К семи часам сумерки окрасили мансарду в ржаво-красные, серые и черные тона, и лишь от маленькой лампы на пианино исходил желтый, как букет нарциссов, свет. Выглянув в окно, я с высоты четвертого этажа увидела, как управляющий книжным магазином прощается с продавцом. Они пожелали друг другу спокойной ночи, и управляющий под руку с какой-то крошечной изящной дамой отправился домой. Выглядела эта пара на редкость старомодно – особенно в окружении неоновых огней Десятой улицы, тускло светившихся в вечернем тумане.
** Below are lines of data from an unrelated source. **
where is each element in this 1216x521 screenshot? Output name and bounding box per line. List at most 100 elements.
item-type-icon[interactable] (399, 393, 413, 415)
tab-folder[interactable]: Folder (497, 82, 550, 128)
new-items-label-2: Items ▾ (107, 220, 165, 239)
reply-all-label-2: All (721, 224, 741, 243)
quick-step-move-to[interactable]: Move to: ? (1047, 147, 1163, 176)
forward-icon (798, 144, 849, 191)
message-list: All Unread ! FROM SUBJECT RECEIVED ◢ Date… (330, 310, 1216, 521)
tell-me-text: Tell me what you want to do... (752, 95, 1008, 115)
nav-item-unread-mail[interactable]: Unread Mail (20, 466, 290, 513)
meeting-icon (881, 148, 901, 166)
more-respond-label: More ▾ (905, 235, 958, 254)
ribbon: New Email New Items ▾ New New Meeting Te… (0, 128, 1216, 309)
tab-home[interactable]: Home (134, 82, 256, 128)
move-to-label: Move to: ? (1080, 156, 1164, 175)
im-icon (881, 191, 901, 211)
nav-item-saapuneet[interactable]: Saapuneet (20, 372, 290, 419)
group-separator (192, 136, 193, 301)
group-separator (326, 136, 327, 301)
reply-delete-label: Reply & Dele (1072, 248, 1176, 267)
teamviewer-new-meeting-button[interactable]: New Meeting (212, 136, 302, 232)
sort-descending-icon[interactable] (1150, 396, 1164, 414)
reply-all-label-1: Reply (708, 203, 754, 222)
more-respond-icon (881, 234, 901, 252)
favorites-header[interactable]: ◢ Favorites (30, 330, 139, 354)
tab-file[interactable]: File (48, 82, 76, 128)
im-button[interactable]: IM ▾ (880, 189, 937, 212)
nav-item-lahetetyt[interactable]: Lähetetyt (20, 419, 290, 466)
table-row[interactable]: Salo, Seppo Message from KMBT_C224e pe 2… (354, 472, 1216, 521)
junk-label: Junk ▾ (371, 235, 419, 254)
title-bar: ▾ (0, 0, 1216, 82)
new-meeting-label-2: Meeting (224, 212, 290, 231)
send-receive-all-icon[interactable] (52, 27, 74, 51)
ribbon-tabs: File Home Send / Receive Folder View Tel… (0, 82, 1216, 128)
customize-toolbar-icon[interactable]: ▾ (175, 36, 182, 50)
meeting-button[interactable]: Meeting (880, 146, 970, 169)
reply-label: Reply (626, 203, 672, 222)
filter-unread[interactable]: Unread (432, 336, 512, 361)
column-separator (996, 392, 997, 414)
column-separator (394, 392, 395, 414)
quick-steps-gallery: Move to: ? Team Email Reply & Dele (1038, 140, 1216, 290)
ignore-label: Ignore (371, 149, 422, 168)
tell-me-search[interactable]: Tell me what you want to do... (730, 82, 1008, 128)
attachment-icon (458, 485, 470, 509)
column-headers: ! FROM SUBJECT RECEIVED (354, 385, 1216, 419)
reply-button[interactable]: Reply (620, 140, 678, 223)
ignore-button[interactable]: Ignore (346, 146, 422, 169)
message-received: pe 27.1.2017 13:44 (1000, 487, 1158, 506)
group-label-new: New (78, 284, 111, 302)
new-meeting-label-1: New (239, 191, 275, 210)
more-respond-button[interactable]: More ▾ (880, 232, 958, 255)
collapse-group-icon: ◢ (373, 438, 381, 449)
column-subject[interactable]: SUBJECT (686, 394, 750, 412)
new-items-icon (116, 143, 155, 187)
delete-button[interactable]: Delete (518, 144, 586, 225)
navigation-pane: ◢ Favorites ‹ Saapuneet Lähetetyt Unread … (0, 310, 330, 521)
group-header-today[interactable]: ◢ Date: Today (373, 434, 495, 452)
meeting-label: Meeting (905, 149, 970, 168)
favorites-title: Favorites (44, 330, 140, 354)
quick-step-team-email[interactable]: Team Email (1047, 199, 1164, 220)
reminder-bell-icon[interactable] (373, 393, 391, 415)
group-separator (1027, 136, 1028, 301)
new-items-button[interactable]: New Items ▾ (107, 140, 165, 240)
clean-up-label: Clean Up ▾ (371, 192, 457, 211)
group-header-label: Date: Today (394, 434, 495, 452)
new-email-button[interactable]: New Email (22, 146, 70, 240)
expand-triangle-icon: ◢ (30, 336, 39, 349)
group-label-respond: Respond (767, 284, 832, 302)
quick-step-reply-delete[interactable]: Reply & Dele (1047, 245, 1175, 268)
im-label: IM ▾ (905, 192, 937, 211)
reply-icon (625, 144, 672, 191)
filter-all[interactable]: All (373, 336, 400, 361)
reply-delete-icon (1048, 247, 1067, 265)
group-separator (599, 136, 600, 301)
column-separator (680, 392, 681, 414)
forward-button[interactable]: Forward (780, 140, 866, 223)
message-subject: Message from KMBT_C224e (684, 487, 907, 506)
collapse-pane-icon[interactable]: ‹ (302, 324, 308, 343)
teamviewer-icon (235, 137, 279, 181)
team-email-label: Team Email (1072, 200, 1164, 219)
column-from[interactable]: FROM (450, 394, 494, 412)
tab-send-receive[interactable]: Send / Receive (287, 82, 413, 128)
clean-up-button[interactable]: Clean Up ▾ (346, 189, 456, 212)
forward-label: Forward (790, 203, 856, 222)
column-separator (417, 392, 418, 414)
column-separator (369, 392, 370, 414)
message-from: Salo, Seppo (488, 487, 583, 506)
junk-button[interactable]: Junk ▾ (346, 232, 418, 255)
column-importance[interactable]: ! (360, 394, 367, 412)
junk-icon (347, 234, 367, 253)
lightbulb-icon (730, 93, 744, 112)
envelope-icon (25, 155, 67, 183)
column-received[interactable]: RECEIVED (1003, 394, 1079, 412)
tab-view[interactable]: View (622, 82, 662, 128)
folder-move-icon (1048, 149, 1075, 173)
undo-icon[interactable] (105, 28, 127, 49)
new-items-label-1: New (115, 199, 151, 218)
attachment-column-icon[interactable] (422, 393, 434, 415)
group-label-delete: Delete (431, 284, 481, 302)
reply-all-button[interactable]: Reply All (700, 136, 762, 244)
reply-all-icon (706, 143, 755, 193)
Я закрыла окно с пуленепробиваемыми стеклами, покрытыми капельками мелкого дождя, и задернула шторы. Весь день Ошима, Уналак и я тащили Холли сквозь дебри хорологических представлений и рассказывали ей о причинах нашей вражды с Анахоретами, попутно поедая оладьи, испеченные Инес. Выходить наружу было пока рискованно, и это был бы совершенно неоправданный риск после того, что случилось сегодня утром; мы решили вообще не появляться в доме 119А до пятницы, на которую была назначена наша встреча с Д’Арноком. Аркадий с помощью поля Глубинного Течения, точно плащом укрывшего 119А, вполне способен был обеспечить безопасность нашего постоянного убежища. В вечерних новостях главной темой стало «убийство на Пятой авеню группы преступников, выдававших себя за полицейских»; репортеры дружно высказали предположение, что убитые были грабителями банков, между которыми произошла некая фатальная ссора. В социальных сетях к этому событию отнеслись равнодушнее; там гораздо больше внимания было уделено вчерашней стрельбе с множеством жертв в техасском Бек-Крик, очередному обострению борьбы Японии и Китая за острова Сенкаку-Дяоюйдао, а также пятому разводу Джастина Бибера. Анахореты, конечно, должны были сразу догадаться, что Бржички убили психозотерики, но как это могло повлиять на их планы относительно нашей Второй Миссии, я понятия не имела. И наш «перебежчик» Элайджа Д’Арнок со мной на связь больше не выходил.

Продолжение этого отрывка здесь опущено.